The other key aspect of having the same coding for the reference product and the biosimilar revolves around cost effectiveness and increased access for patients to these potentially lifesaving drugs. Using the same code will foster competition in the marketplace, and provide an even playing field between the reference product and the biosimilar. This will allow healthcare providers a choice to administer the biosimilar within the same reimbursement model, decreasing costs and ensuring more patients across the healthcare system have the ability to access these important products. As an example, since the introduction in the UK of biosimilar filgrastim (a white blood cell supportive care agent to prevent infections), a 2013 survey showed patient access had been expanded by 33% from the period before the biosimilar was available. As a physician who has prescribed and administered this drug to patients receiving chemotherapy, I understand both the benefits of the agent in primary prophylaxis against infection in these immune suppressed patients – as well as the potential undesirable consequences (infection, hospitalization, increased risk of death) if unavailable.

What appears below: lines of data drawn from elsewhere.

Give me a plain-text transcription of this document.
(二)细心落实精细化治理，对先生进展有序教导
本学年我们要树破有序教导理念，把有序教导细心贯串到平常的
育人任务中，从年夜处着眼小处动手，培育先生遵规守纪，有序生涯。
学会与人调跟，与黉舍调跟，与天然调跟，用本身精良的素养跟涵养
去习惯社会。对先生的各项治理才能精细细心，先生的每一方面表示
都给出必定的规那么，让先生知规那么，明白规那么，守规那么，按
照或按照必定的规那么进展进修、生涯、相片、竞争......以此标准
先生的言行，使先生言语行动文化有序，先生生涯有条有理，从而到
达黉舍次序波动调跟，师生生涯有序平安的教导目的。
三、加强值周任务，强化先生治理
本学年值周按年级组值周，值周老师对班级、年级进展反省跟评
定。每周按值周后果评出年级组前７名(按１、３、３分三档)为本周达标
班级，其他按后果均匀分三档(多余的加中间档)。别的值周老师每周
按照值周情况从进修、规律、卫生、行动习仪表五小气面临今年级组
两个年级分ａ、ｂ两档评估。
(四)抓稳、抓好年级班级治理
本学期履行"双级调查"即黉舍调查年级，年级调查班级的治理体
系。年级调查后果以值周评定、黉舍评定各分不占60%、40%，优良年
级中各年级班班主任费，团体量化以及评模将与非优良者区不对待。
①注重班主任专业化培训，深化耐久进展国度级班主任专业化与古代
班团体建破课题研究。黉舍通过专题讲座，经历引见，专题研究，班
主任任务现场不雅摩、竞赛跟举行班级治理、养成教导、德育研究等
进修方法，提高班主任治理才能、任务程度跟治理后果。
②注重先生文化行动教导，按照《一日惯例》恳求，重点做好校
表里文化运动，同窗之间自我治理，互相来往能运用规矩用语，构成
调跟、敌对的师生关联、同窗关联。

The US has entered late into the regulation and development of biosimilars. Other nations, particularly in Europe, have shown biosimilar products to be safe and effective, and have expanded access to patients needing these medications. To be able to achieve the same (or broader) success in the US, it is imperative that governmental policies allow both for transparency in regulatory expectations, and a fair and equal market formation to create competition. Within a vigorous scientific standard, regulatory agencies such as the FDA should support extrapolation as the rule and provide clarity on requirements for interchangeability.  We should harken to the decade of experience in the EU and utilize the INN system of naming which has been implemented successfully with the ability to robustly maintain post-approval market surveillance. And finally, we should ensure maximum patient access to these medications, by utilizing a consistent code for the reference and biosimilar products. In this way, we may achieve the promise afforded by biosimilars seen in other parts of the world.

Dr. Bert Liang is the founding and current CEO of Pfenex Inc., a biologics company focused on biodefense and providing access to biosimilars. He is formerly a practicing oncologist and neurologist.